Четыре тетради (сборник) - страница 25




– Ты один в своём окошке, никого тебе не надо.

Метаморфоза

Лестничная клетка, окно через двор. Загромождённая комната. Девушка с косичкой читает книгу, колышется свет. Полки, кисточки, дело к полуночи. Нет, не косичка – белая рука. Абитуриентка, не первокурсница, готовится к первым экзаменам. Не шевелится. Что происходит? Юная леди сидит без движения? Отклонилась, тело исчезло. Сухая рука перекрестилась. Положила книгу.
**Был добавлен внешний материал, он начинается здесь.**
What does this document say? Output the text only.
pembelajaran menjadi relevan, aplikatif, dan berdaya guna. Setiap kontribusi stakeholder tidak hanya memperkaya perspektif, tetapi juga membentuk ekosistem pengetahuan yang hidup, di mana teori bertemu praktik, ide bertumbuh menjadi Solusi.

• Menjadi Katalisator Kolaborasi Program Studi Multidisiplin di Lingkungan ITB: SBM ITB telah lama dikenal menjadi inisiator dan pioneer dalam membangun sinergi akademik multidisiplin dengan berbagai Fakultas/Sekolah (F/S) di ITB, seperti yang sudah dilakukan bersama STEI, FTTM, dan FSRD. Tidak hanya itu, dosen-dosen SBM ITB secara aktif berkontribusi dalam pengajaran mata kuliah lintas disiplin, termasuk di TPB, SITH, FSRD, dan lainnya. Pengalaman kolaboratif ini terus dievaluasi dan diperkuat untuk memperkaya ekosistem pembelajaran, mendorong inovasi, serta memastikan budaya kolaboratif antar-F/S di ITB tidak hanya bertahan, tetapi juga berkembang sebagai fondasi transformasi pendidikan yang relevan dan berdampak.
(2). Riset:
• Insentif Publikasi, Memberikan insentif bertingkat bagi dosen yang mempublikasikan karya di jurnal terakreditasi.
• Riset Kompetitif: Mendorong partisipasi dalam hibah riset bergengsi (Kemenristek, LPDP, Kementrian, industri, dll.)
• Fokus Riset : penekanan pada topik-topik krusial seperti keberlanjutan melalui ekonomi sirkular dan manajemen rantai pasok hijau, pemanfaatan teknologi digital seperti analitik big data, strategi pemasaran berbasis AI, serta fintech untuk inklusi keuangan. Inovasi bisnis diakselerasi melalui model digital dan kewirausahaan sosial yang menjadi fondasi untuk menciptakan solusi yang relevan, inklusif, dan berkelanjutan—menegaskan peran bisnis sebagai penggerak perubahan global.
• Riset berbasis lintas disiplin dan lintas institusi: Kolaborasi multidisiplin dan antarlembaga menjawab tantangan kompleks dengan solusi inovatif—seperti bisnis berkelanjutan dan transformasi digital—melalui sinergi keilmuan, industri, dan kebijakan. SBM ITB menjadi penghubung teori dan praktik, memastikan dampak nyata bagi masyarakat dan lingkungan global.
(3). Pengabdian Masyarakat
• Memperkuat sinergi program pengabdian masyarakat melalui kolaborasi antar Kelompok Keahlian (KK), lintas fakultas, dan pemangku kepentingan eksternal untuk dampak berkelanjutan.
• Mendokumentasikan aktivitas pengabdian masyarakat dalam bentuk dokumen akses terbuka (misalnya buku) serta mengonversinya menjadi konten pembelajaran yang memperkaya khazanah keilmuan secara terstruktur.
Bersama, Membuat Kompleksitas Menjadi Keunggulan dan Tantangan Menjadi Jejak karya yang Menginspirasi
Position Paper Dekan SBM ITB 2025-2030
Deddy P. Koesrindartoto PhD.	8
Старуха при свече читает – в своём загромождённом временем и прошлыми жизнями пространстве.

Танина бабка

«У меня черви в голове. Накрывала стол, крахмалила скатерть, хоронила мужа без конца. Он приходил домой, она: ты же умер, я тебя… Хорошо, садись. Уезжала из дому невесть куда, блукала. Нашли в лесу с обгрызенной булкой, замёрзла под деревом. Снег вокруг дерева оттаял».

Град возлюбленных Божьих

Тут недалеко деревня есть, Дудачкино называется.

Большая? Маленькая.

Там мужик церковь построил, и полопалась. Супов его, между прочим, зовут, Саша. Саша Супов.

Двор, ёлка, наёмная снегурочка, хоровод. Мальчик у ёлки смотрит вверх:

– Вы что, нелюди, что ли? Вы злые, что ли?
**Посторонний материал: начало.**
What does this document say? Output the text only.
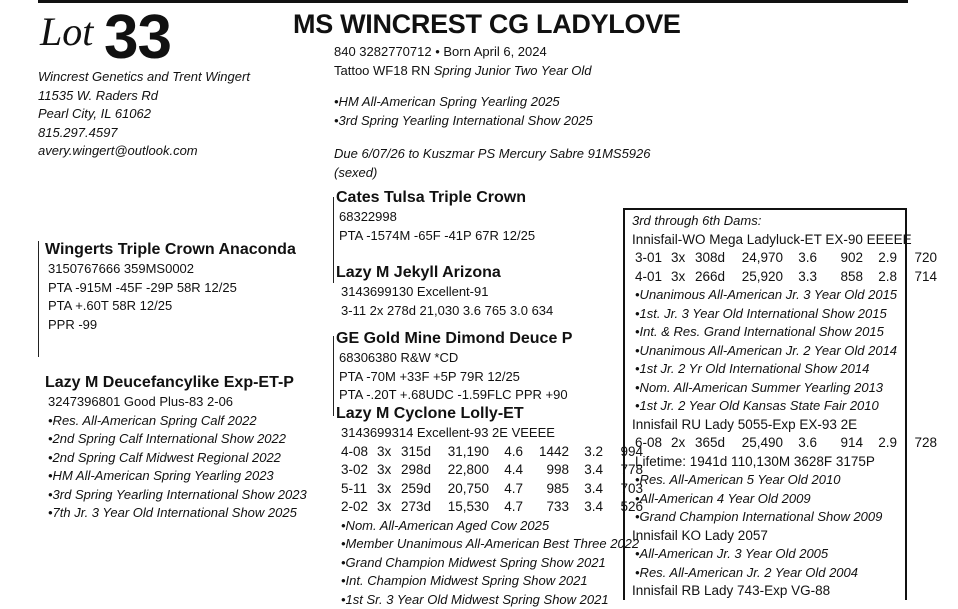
Lot 33	MS WINCREST CG LADYLOVE
Wincrest Genetics and Trent Wingert
11535 W. Raders Rd
Pearl City, IL 61062
815.297.4597
avery.wingert@outlook.com
840 3282770712 • Born April 6, 2024
Tattoo WF18 RN Spring Junior Two Year Old
•HM All-American Spring Yearling 2025
•3rd Spring Yearling International Show 2025
Due 6/07/26 to Kuszmar PS Mercury Sabre 91MS5926
(sexed)
Wingerts Triple Crown Anaconda
3150767666 359MS0002
PTA -915M -45F -29P 58R 12/25
PTA +.60T 58R 12/25
PPR -99
Lazy M Deucefancylike Exp-ET-P
3247396801 Good Plus-83 2-06
•Res. All-American Spring Calf 2022
•2nd Spring Calf International Show 2022
•2nd Spring Calf Midwest Regional 2022
•HM All-American Spring Yearling 2023
•3rd Spring Yearling International Show 2023
•7th Jr. 3 Year Old International Show 2025
Cates Tulsa Triple Crown
68322998
PTA -1574M -65F -41P 67R 12/25
Lazy M Jekyll Arizona
3143699130 Excellent-91
3-11 2x 278d 21,030 3.6 765 3.0 634
GE Gold Mine Dimond Deuce P
68306380 R&W *CD
PTA -70M +33F +5P 79R 12/25
PTA -.20T +.68UDC -1.59FLC PPR +90
Lazy M Cyclone Lolly-ET
3143699314 Excellent-93 2E VEEEE
4-08 3x 315d	31,190	4.6	1442	3.2	994
3-02 3x 298d	22,800	4.4	998	3.4	778
5-11 3x 259d	20,750	4.7	985	3.4	703
2-02 3x 273d	15,530	4.7	733	3.4	526
•Nom. All-American Aged Cow 2025
•Member Unanimous All-American Best Three 2022
•Grand Champion Midwest Spring Show 2021
•Int. Champion Midwest Spring Show 2021
•1st Sr. 3 Year Old Midwest Spring Show 2021
3rd through 6th Dams:
Innisfail-WO Mega Ladyluck-ET EX-90 EEEEE
3-01 3x 308d	24,970	3.6	902	2.9	720
4-01 3x 266d	25,920	3.3	858	2.8	714
•Unanimous All-American Jr. 3 Year Old 2015
•1st. Jr. 3 Year Old International Show 2015
•Int. & Res. Grand International Show 2015
•Unanimous All-American Jr. 2 Year Old 2014
•1st Jr. 2 Yr Old International Show 2014
•Nom. All-American Summer Yearling 2013
•1st Jr. 2 Year Old Kansas State Fair 2010
Innisfail RU Lady 5055-Exp EX-93 2E
6-08 2x 365d	25,490	3.6	914	2.9	728
Lifetime: 1941d 110,130M 3628F 3175P
•Res. All-American 5 Year Old 2010
•All-American 4 Year Old 2009
•Grand Champion International Show 2009
Innisfail KO Lady 2057
•All-American Jr. 3 Year Old 2005
•Res. All-American Jr. 2 Year Old 2004
Innisfail RB Lady 743-Exp VG-88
Беременна несколько недель. Говорит о том, как у него растут пальчики, ресницы.

Прощание

Дальнобойщики уезжают в Выборг. Хвост ещё выволакивается из Ленинграда. Дальнобойщики поют по рации:

– Ухо-ухо, ухо зелёно-е!

Она стоит на площади Мужества и машет платком. Непонятно, смеётся или плачет. Они едут в Скандинавию, где бушуют снега и живут Деды Морозы.

«Они одержимы лихорадочными поисками счастья».

Баба Зина

Вышла на порог в летнем халате и калошах на босу ногу, словно май на дворе.

– Та! Что ж вы без девок приехали?

Я приехал последней электричкой, ночевал в хлеву с печкой и распятой на брёвнах красной тряпкой «Ячейка В.К.П.(б), Приморский колхозный рынок».

Дрожали звёзды. В печке жарили чертей, и железная трещина змеилась огнём.

Рождественское утро: солнце, колодец, чёрная старуха на пороге избы.

Я поставил ведро в сугроб.

– А и я раньше красивая была! И блокаду пережила, и ПВО, и санитаркой. Двадцати лет тогда не было… Приводят, он безрукий в ванне сидит. «Помой, – говорит, – девочка.–

И здесь тоже помой, как свою руку». Приступилась, кожицу задрала – чёрное кольцо и выделения, и всё. Стала мыть, как самою себя… Вдруг вызывают – что такое, что я не так сделала? Прихожу, врачи стоят в белом, и он среди них, грамоту мне золотыми буквами – за службу.

А сейчас люди тут нехорошие, не всякому слово скажешь, не всякого за стол посадишь. Я говорю так: ешь пирог с грибами и держи язык за зубами, – баба Зина подняла кверху указательный палец.

Орехово, солнце, сосны, снег, а жизнь могла случайным или самочинным образом прекратиться.

Не пой

– Вчера. Действительно, вчера я был здесь, – сказал встречный.

На рельсах вороны рвали рыжую шкуру котёнка.

Зелёный солдат грелся куревом.

На красном облаке нарисовано дерево.

В снегу вдоль бетонного забора лежит гирлянда крашеных лампочек. И вдоль лампочек шёл старик с деревянной палкой.

– Осторожно, двери закрываются, – сказал машинист.

«Мы предельно осторожны».

Двери закрылись.

На железной стене тамбура было написано: «Ася не любит Люшу» (печатными буквами), «Теория невыносимости» (пропись), «Гамлет – неудачник» (трафарет), «Вася + Маша = Вася» (сердечком).

– Нас беспокоит Аня, она стала какая-то немножечко не такая.

В вагоне открыл книжку про ангелов, которые читают стихотворение, написанное другим ангелом.